Your graph jumps at 96, 192 ,288. I dont understand why you would call them as multiple of “6”. May b, you were referring it at a single MP level.
I understand your explanation. But let me restate as how I understand. I think our explanations are going to be similar.
When you schedule 16 blocks, I would assume that the GPU would schedule them straight on 16 Multiprocessors. So, the turn around time that you see here is the base minimum turn around time required to execute just 1 block. This remains constant until 96. This is explainable as you can run 6 Blocks concurrently within an MP and it looks like the GPU is effectively overlapping GLOBAL Memory access and computation. It seems to me that your GLOBAL memory access is what is determining your block-turn-around time. The computation is very minimal. Hence, the time taken remains constant for 1 block as well as 6 blocks running on the same MP (with 96 blocks running concurrently). Thats the reason that I can think of.

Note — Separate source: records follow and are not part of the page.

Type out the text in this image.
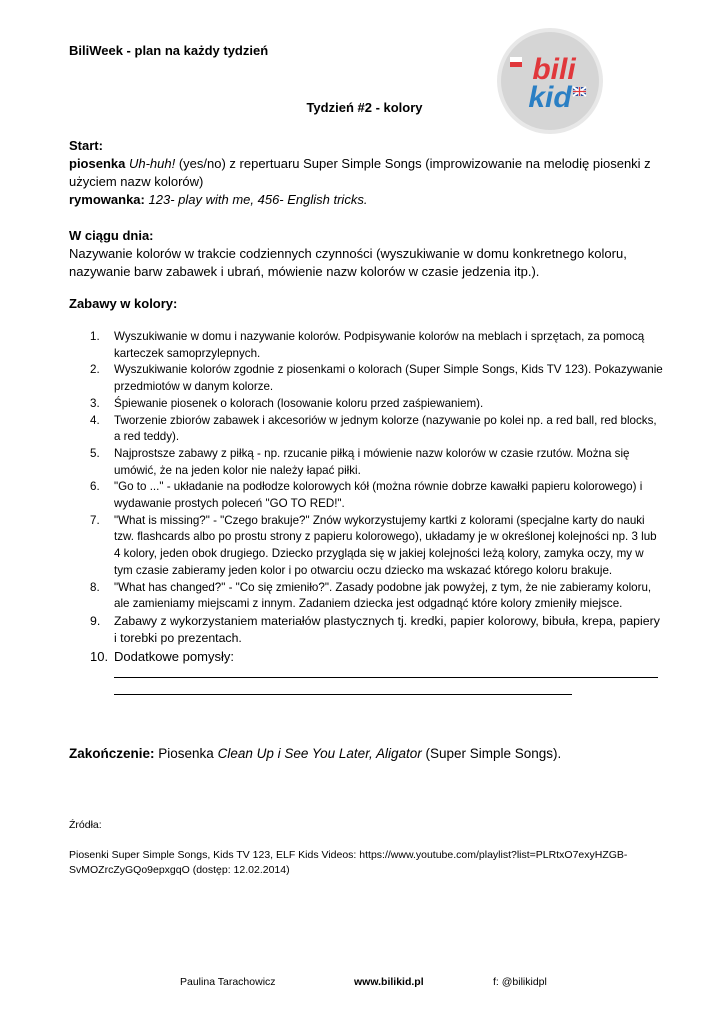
BiliWeek - plan na każdy tydzień
bili
kid
Tydzień #2 - kolory
Start:
piosenka Uh-huh! (yes/no) z repertuaru Super Simple Songs (improwizowanie na melodię piosenki z użyciem nazw kolorów)
rymowanka: 123- play with me, 456- English tricks.
W ciągu dnia:
Nazywanie kolorów w trakcie codziennych czynności (wyszukiwanie w domu konkretnego koloru, nazywanie barw zabawek i ubrań, mówienie nazw kolorów w czasie jedzenia itp.).
Zabawy w kolory:
1.	Wyszukiwanie w domu i nazywanie kolorów. Podpisywanie kolorów na meblach i sprzętach, za pomocą karteczek samoprzylepnych.
2.	Wyszukiwanie kolorów zgodnie z piosenkami o kolorach (Super Simple Songs, Kids TV 123). Pokazywanie przedmiotów w danym kolorze.
3.	Śpiewanie piosenek o kolorach (losowanie koloru przed zaśpiewaniem).
4.	Tworzenie zbiorów zabawek i akcesoriów w jednym kolorze (nazywanie po kolei np. a red ball, red blocks, a red teddy).
5.	Najprostsze zabawy z piłką - np. rzucanie piłką i mówienie nazw kolorów w czasie rzutów. Można się umówić, że na jeden kolor nie należy łapać piłki.
6.	"Go to ..." - układanie na podłodze kolorowych kół (można równie dobrze kawałki papieru kolorowego) i wydawanie prostych poleceń "GO TO RED!".
7.	"What is missing?" - "Czego brakuje?" Znów wykorzystujemy kartki z kolorami (specjalne karty do nauki tzw. flashcards albo po prostu strony z papieru kolorowego), układamy je w określonej kolejności np. 3 lub 4 kolory, jeden obok drugiego. Dziecko przygląda się w jakiej kolejności leżą kolory, zamyka oczy, my w tym czasie zabieramy jeden kolor i po otwarciu oczu dziecko ma wskazać którego koloru brakuje.
8.	"What has changed?" - "Co się zmieniło?". Zasady podobne jak powyżej, z tym, że nie zabieramy koloru, ale zamieniamy miejscami z innym. Zadaniem dziecka jest odgadnąć które kolory zmieniły miejsce.
9.	Zabawy z wykorzystaniem materiałów plastycznych tj. kredki, papier kolorowy, bibuła, krepa, papiery i torebki po prezentach.
10. Dodatkowe pomysły:
Zakończenie: Piosenka Clean Up i See You Later, Aligator (Super Simple Songs).
Źródła:
Piosenki Super Simple Songs, Kids TV 123, ELF Kids Videos: https://www.youtube.com/playlist?list=PLRtxO7exyHZGB-SvMOZrcZyGQo9epxgqO (dostęp: 12.02.2014)
Paulina Tarachowicz	www.bilikid.pl	f: @bilikidpl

Now, what happens from 96 to 192? When the initial 96 blocks are over, another 96 blocks are created (or re-used). Obviously, the time taken is going to increase. As you can see from the graph, it is doubled. The reason is very obvious.
I understand your question on having multiple blocks. Since your occupancy is 0.25, you are actully using 6 WARPs which equals to 192 threads. So, Thats good in a way. Anyway, your application looks to be constrained only by global memory access and NOT by computation. So, this latency may NOT matter at all.
I am NOT sure about the latencies of “Switching Blocks” when compared to “switching WARPS”. If your occupancy is NOT limited by “registers” then you can try increasing WARPs per block and see if it matters.